CPUリクエストのあるコンテナは、マシンがビジー状態の場合、リクエストを超えると依然として制約を受けます。リクエスト超過の重みベースの制約は、CPU制限の厳格な期間ベースのスロットリングよりも「ソフト」ですが、高いGOMAXPROCSによるCPUスパイクは依然としてアプリケーションの動作に悪影響を与える可能性があります。

CPU制限を設定すべきか?

GOMAXPROCSが高すぎる場合に生じる問題と、コンテナのCPU制限を設定することでGoが適切なGOMAXPROCSを自動的に設定できるようになることを学びました。そこで次の当然の疑問は、すべてのコンテナがCPU制限を設定すべきかどうかです。

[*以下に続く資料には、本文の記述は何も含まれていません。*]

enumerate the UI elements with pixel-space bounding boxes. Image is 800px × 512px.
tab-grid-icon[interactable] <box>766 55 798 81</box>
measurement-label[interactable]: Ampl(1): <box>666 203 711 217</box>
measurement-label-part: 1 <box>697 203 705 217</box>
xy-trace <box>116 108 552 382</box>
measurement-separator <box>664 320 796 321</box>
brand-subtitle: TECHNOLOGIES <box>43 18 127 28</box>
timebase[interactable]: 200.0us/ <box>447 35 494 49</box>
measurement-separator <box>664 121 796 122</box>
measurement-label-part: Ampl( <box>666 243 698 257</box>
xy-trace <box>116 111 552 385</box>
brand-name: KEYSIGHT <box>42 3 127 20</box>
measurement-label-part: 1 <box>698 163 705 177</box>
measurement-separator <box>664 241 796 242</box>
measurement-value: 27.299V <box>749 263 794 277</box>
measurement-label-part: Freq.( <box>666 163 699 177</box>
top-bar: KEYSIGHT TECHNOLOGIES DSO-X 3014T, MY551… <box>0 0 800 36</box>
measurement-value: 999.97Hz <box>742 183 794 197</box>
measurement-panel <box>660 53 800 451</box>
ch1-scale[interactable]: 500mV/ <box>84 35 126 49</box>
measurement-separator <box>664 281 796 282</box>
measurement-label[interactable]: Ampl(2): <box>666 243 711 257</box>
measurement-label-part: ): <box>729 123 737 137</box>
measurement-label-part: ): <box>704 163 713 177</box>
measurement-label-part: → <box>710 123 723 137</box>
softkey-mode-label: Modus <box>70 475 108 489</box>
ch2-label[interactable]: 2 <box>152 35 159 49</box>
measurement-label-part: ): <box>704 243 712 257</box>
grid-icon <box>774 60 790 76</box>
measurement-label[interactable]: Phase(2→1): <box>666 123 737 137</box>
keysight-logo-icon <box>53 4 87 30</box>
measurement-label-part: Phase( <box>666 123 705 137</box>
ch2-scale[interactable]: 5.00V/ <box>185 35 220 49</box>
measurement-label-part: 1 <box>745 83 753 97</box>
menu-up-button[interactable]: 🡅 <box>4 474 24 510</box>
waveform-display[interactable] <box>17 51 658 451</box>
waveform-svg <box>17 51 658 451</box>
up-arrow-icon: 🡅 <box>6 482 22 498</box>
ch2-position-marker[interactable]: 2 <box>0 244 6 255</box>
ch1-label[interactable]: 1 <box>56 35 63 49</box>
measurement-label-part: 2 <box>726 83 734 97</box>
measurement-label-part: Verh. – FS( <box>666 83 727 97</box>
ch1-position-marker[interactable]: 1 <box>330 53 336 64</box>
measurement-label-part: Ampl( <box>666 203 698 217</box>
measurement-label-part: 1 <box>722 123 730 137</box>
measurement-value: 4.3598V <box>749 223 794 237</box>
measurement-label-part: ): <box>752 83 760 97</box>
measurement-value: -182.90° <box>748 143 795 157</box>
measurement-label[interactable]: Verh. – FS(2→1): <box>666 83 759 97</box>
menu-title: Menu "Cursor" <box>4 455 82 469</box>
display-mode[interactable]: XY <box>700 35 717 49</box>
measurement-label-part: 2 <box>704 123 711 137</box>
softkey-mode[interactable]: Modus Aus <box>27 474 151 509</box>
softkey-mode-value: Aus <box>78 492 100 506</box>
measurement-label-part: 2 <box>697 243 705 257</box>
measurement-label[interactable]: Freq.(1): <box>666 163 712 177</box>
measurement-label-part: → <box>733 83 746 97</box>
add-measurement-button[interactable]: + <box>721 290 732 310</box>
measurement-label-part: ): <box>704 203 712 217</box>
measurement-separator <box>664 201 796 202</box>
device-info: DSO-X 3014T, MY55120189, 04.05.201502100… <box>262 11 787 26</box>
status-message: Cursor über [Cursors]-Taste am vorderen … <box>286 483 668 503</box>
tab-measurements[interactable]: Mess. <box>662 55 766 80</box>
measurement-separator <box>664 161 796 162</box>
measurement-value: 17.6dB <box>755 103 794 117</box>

適切なGOMAXPROCSのデフォルトを自動的に得るには良いアドバイスかもしれませんが、CPU制限を設定するかどうかを決定する際には、制限を回避してアイドルリソースの利用を優先するか、制限を設定して予測可能なレイテンシを優先するかなど、他にも多くの考慮事項があります。

GOMAXPROCSと実効CPU制限の不一致による最悪の動作は、GOMAXPROCSが実効CPU制限よりも大幅に高い場合に発生します。たとえば、128コアのマシン上で2つのCPUを受け取る小さなコンテナが実行されている場合などです。これらのケースでは、明示的なCPU制限を設定するか、あるいは明示的にGOMAXPROCSを設定することを検討することが最も価値があります。

まとめ

Go 1.25は、コンテナのCPU制限に基づいてGOMAXPROCSを設定することで、多くのコンテナワークロードに対してより適切なデフォルト動作を提供します。これにより、テールレイテンシに影響を与える可能性のあるスロットリングを回避し、効率を向上させ、Goがすぐに本番環境に対応できるように努めます。新しいデフォルトは、go.modでGoバージョンを1.25.0以上に設定するだけで利用できます。

この現実を実現した長い議論に貢献してくださったコミュニティの皆様、特にUberのgo.uber.org/automaxprocsのメンテナの方々からのフィードバックに感謝いたします。このパッケージは長年にわたってユーザーに同様の機能を提供してきました。